Philip H. Sheridan is one of my favorite Union generals during the war. Perhaps only Sherman was more colorful. Perhaps only Forrest was tougher.
What follows is from Volume 3 of Foote’s The Civil War: A Narrative (pages 135-136):
In conference with Lincoln and Halleck, soon after his return from Tennessee and before he established headquarters in the field, he [Grant] had expressed his dissatisfaction with cavalry operations in the eastern theater. What was needed, he said, was “a thorough leader.”… Halleck came up with the answer. “How would Sheridan do?” he asked. This was Major General Philip H. Sheridan, then in command of an infantry under Thomas near Chattanooga. His only experience with cavalry had been a five-week term as colonel of a Michigan regiment after Shiloh, nearly two years ago, and he had not only never served in Virginia, he had never even been over the ground in peacetime, so great was his dislike of all things southern. But Grant said that he would do just fine in command of the eastern army’s three divisions of 13,000 troopers. “The very man I want,” he said, and Sheridan was sent for. He arrived in early April, checked into Willard’s, and went at once to the White House, much as Grant had done the month before. The interview was marred, however, when [Lincoln] brought up the familiar jest: “Who ever saw a dead cavalryman?” Sheridan was not amused. If he had his way, there were going to be a great many dead cavalrymen lying around, Union as well as Confederate. Back at Willard’s with friends, he said as much and more. “I’m going to take the cavalry away from the bobtailed brigadier generals,” he vowed. “They must do without their escorts. I intend to make the cavalry an arm of the services.”

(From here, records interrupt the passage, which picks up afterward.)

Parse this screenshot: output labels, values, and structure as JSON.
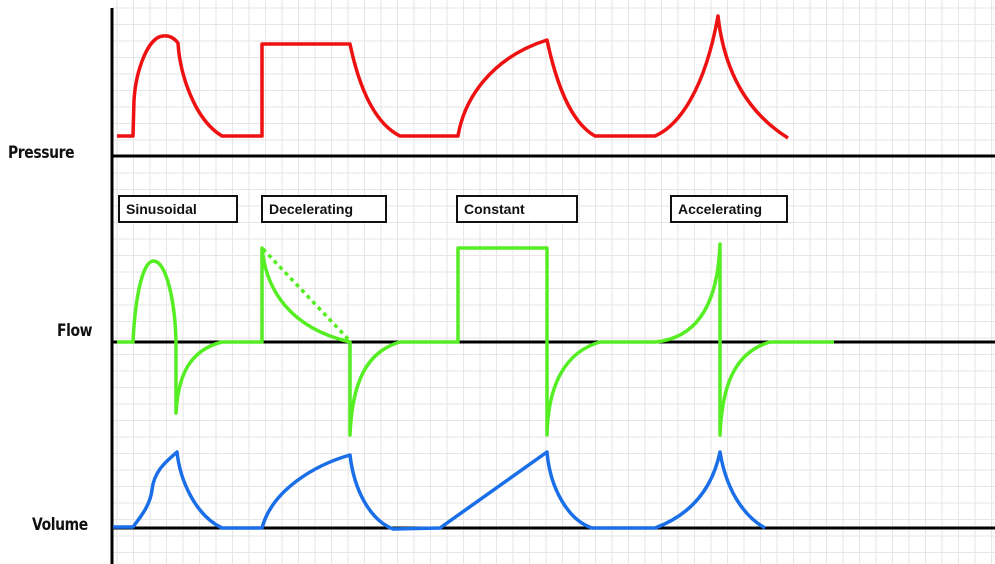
{
  "labels": {
    "pressure": "Pressure",
    "flow": "Flow",
    "volume": "Volume"
  },
  "patterns": [
    "Sinusoidal",
    "Decelerating",
    "Constant",
    "Accelerating"
  ],
  "colors": {
    "pressure": "#ee1111",
    "flow": "#55ee22",
    "volume": "#1a6fe8",
    "axis": "#000000",
    "grid": "#e6e6e6"
  }
}
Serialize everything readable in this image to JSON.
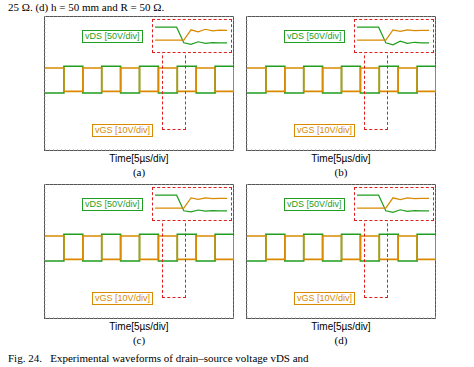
{
  "caption_top": "25 Ω. (d) h = 50 mm and R = 50 Ω.",
  "caption_bottom": "Fig. 24.   Experimental waveforms of drain–source voltage vDS and",
  "chart_data": [
    {
      "type": "line",
      "title": "(a)",
      "xlabel": "Time[5µs/div]",
      "xlim": [
        0,
        50
      ],
      "xticks": [
        0,
        5,
        10,
        15,
        20,
        25,
        30,
        35,
        40,
        45,
        50
      ],
      "ylim": [
        -4,
        4
      ],
      "yticks": [
        -4,
        -3,
        -2,
        -1,
        0,
        1,
        2,
        3,
        4
      ],
      "grid": true,
      "tick_labels": false,
      "x": [
        0,
        5,
        10,
        15,
        20,
        25,
        30,
        35,
        40,
        45,
        50
      ],
      "series": [
        {
          "name": "vDS [50V/div]",
          "color": "#1f9e1f",
          "line_style": "step",
          "values": [
            -0.6,
            1,
            -0.6,
            1,
            -0.6,
            1,
            -0.6,
            1,
            -0.6,
            1,
            -0.6
          ]
        },
        {
          "name": "vGS [10V/div]",
          "color": "#d98a00",
          "line_style": "step",
          "values": [
            0.9,
            -0.5,
            0.9,
            -0.5,
            0.9,
            -0.5,
            0.9,
            -0.5,
            0.9,
            -0.5,
            0.9
          ]
        }
      ],
      "inset": {
        "xlim": [
          0,
          10
        ],
        "ylim": [
          -2,
          3
        ],
        "x": [
          0,
          1,
          2,
          3,
          4,
          5,
          6,
          7,
          8,
          9,
          10
        ],
        "series": [
          {
            "name": "vDS [50V/div]",
            "color": "#1f9e1f",
            "values": [
              2,
              2,
              2,
              2,
              -1,
              -1.3,
              -0.8,
              -1.1,
              -0.95,
              -1,
              -1
            ]
          },
          {
            "name": "vGS [10V/div]",
            "color": "#d98a00",
            "values": [
              -0.5,
              -0.5,
              -0.5,
              -0.5,
              -0.5,
              1.5,
              1.1,
              1.6,
              1.3,
              1.45,
              1.4
            ]
          }
        ]
      }
    },
    {
      "type": "line",
      "title": "(b)",
      "xlabel": "Time[5µs/div]",
      "xlim": [
        0,
        50
      ],
      "xticks": [
        0,
        5,
        10,
        15,
        20,
        25,
        30,
        35,
        40,
        45,
        50
      ],
      "ylim": [
        -4,
        4
      ],
      "yticks": [
        -4,
        -3,
        -2,
        -1,
        0,
        1,
        2,
        3,
        4
      ],
      "grid": true,
      "tick_labels": false,
      "x": [
        0,
        5,
        10,
        15,
        20,
        25,
        30,
        35,
        40,
        45,
        50
      ],
      "series": [
        {
          "name": "vDS [50V/div]",
          "color": "#1f9e1f",
          "line_style": "step",
          "values": [
            -0.6,
            1,
            -0.6,
            1,
            -0.6,
            1,
            -0.6,
            1,
            -0.6,
            1,
            -0.6
          ]
        },
        {
          "name": "vGS [10V/div]",
          "color": "#d98a00",
          "line_style": "step",
          "values": [
            0.9,
            -0.5,
            0.9,
            -0.5,
            0.9,
            -0.5,
            0.9,
            -0.5,
            0.9,
            -0.5,
            0.9
          ]
        }
      ],
      "inset": {
        "xlim": [
          0,
          10
        ],
        "ylim": [
          -2,
          3
        ],
        "x": [
          0,
          1,
          2,
          3,
          4,
          5,
          6,
          7,
          8,
          9,
          10
        ],
        "series": [
          {
            "name": "vDS [50V/div]",
            "color": "#1f9e1f",
            "values": [
              2,
              2,
              2,
              2,
              -1,
              -1.4,
              -0.7,
              -1.1,
              -0.9,
              -1,
              -1
            ]
          },
          {
            "name": "vGS [10V/div]",
            "color": "#d98a00",
            "values": [
              -0.5,
              -0.5,
              -0.5,
              -0.5,
              -0.5,
              1.5,
              1.2,
              1.5,
              1.35,
              1.4,
              1.4
            ]
          }
        ]
      }
    },
    {
      "type": "line",
      "title": "(c)",
      "xlabel": "Time[5µs/div]",
      "xlim": [
        0,
        50
      ],
      "xticks": [
        0,
        5,
        10,
        15,
        20,
        25,
        30,
        35,
        40,
        45,
        50
      ],
      "ylim": [
        -4,
        4
      ],
      "yticks": [
        -4,
        -3,
        -2,
        -1,
        0,
        1,
        2,
        3,
        4
      ],
      "grid": true,
      "tick_labels": false,
      "x": [
        0,
        5,
        10,
        15,
        20,
        25,
        30,
        35,
        40,
        45,
        50
      ],
      "series": [
        {
          "name": "vDS [50V/div]",
          "color": "#1f9e1f",
          "line_style": "step",
          "values": [
            -0.6,
            1,
            -0.6,
            1,
            -0.6,
            1,
            -0.6,
            1,
            -0.6,
            1,
            -0.6
          ]
        },
        {
          "name": "vGS [10V/div]",
          "color": "#d98a00",
          "line_style": "step",
          "values": [
            0.9,
            -0.5,
            0.9,
            -0.5,
            0.9,
            -0.5,
            0.9,
            -0.5,
            0.9,
            -0.5,
            0.9
          ]
        }
      ],
      "inset": {
        "xlim": [
          0,
          10
        ],
        "ylim": [
          -2,
          3
        ],
        "x": [
          0,
          1,
          2,
          3,
          4,
          5,
          6,
          7,
          8,
          9,
          10
        ],
        "series": [
          {
            "name": "vDS [50V/div]",
            "color": "#1f9e1f",
            "values": [
              2,
              2,
              2,
              2,
              -1,
              -1.2,
              -0.85,
              -1.05,
              -0.95,
              -1,
              -1
            ]
          },
          {
            "name": "vGS [10V/div]",
            "color": "#d98a00",
            "values": [
              -0.5,
              -0.5,
              -0.5,
              -0.5,
              -0.5,
              1.5,
              1.2,
              1.5,
              1.35,
              1.4,
              1.4
            ]
          }
        ]
      }
    },
    {
      "type": "line",
      "title": "(d)",
      "xlabel": "Time[5µs/div]",
      "xlim": [
        0,
        50
      ],
      "xticks": [
        0,
        5,
        10,
        15,
        20,
        25,
        30,
        35,
        40,
        45,
        50
      ],
      "ylim": [
        -4,
        4
      ],
      "yticks": [
        -4,
        -3,
        -2,
        -1,
        0,
        1,
        2,
        3,
        4
      ],
      "grid": true,
      "tick_labels": false,
      "x": [
        0,
        5,
        10,
        15,
        20,
        25,
        30,
        35,
        40,
        45,
        50
      ],
      "series": [
        {
          "name": "vDS [50V/div]",
          "color": "#1f9e1f",
          "line_style": "step",
          "values": [
            -0.6,
            1,
            -0.6,
            1,
            -0.6,
            1,
            -0.6,
            1,
            -0.6,
            1,
            -0.6
          ]
        },
        {
          "name": "vGS [10V/div]",
          "color": "#d98a00",
          "line_style": "step",
          "values": [
            0.9,
            -0.5,
            0.9,
            -0.5,
            0.9,
            -0.5,
            0.9,
            -0.5,
            0.9,
            -0.5,
            0.9
          ]
        }
      ],
      "inset": {
        "xlim": [
          0,
          10
        ],
        "ylim": [
          -2,
          3
        ],
        "x": [
          0,
          1,
          2,
          3,
          4,
          5,
          6,
          7,
          8,
          9,
          10
        ],
        "series": [
          {
            "name": "vDS [50V/div]",
            "color": "#1f9e1f",
            "values": [
              2,
              2,
              2,
              2,
              -1,
              -1.3,
              -0.8,
              -1.1,
              -0.95,
              -1,
              -1
            ]
          },
          {
            "name": "vGS [10V/div]",
            "color": "#d98a00",
            "values": [
              -0.5,
              -0.5,
              -0.5,
              -0.5,
              -0.5,
              1.5,
              1.15,
              1.5,
              1.35,
              1.4,
              1.4
            ]
          }
        ]
      }
    }
  ]
}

Sheridan was different, and he brought something different and hard into the army he now joined. “Smash ’em up, smash ’em up!” he would say as he toured the camps, smacking the palm with his fist for emphasis, and then ride off on his big galloping horse, a bullet-headed little man with close-cropped hair and a black mustache and imperial, bandy-legged, long in the arms, all Irish but with a Mongol look to his face and form, as if something had gone strangely wrong somewhere down the line in Ireland. Just turned thirty-three, he was five feet five inches tall and he weighed 115 pounds with his spurs on; “one of those long-armed fellows with short legs,” Lincoln remarked of him, “that can scratch his shins without having to stoop over.” Mounted, he looked about as tall and burly as the next man, so that when he got down from his horse his slightness came as a shock.” The officer you brought on from the West is a rather little fellow to handle your cavalry,” someone observed at headquarters, soon after Sheridan reported for duty. Grant took a pull from his cigar, perhaps remembering Missionary Ridge. “You’ll find him big enough for the purpose before we get through with him,” he said. And in point of fact, the under-sized, Ohio-raised West Pointer held much the same views on the war as his chief, who was Ohio born and had finished West Point ten years earlier, also standing about two thirds of the way down in his class. Those views, complementing Sheridan’s even more succinct “Smash ’em up, smash ’em up!” could be stated quite briefly, a staff physician found out about this time. They were sitting around idle after a hard day’s work and the doctor asked the general-in-chief for a definition of the art of war. Grant turned the matter over in his mind — no doubt preparing to quote Jomini or some other highly regarded authority, his listeners thought — and then replied, as if in confirmation of what his friend Longstreet was telling Lee’s staff about now, across the way: “Find out where your enemy is. Get at him as soon as you can, and strike him as hard as you can. And keep moving on.”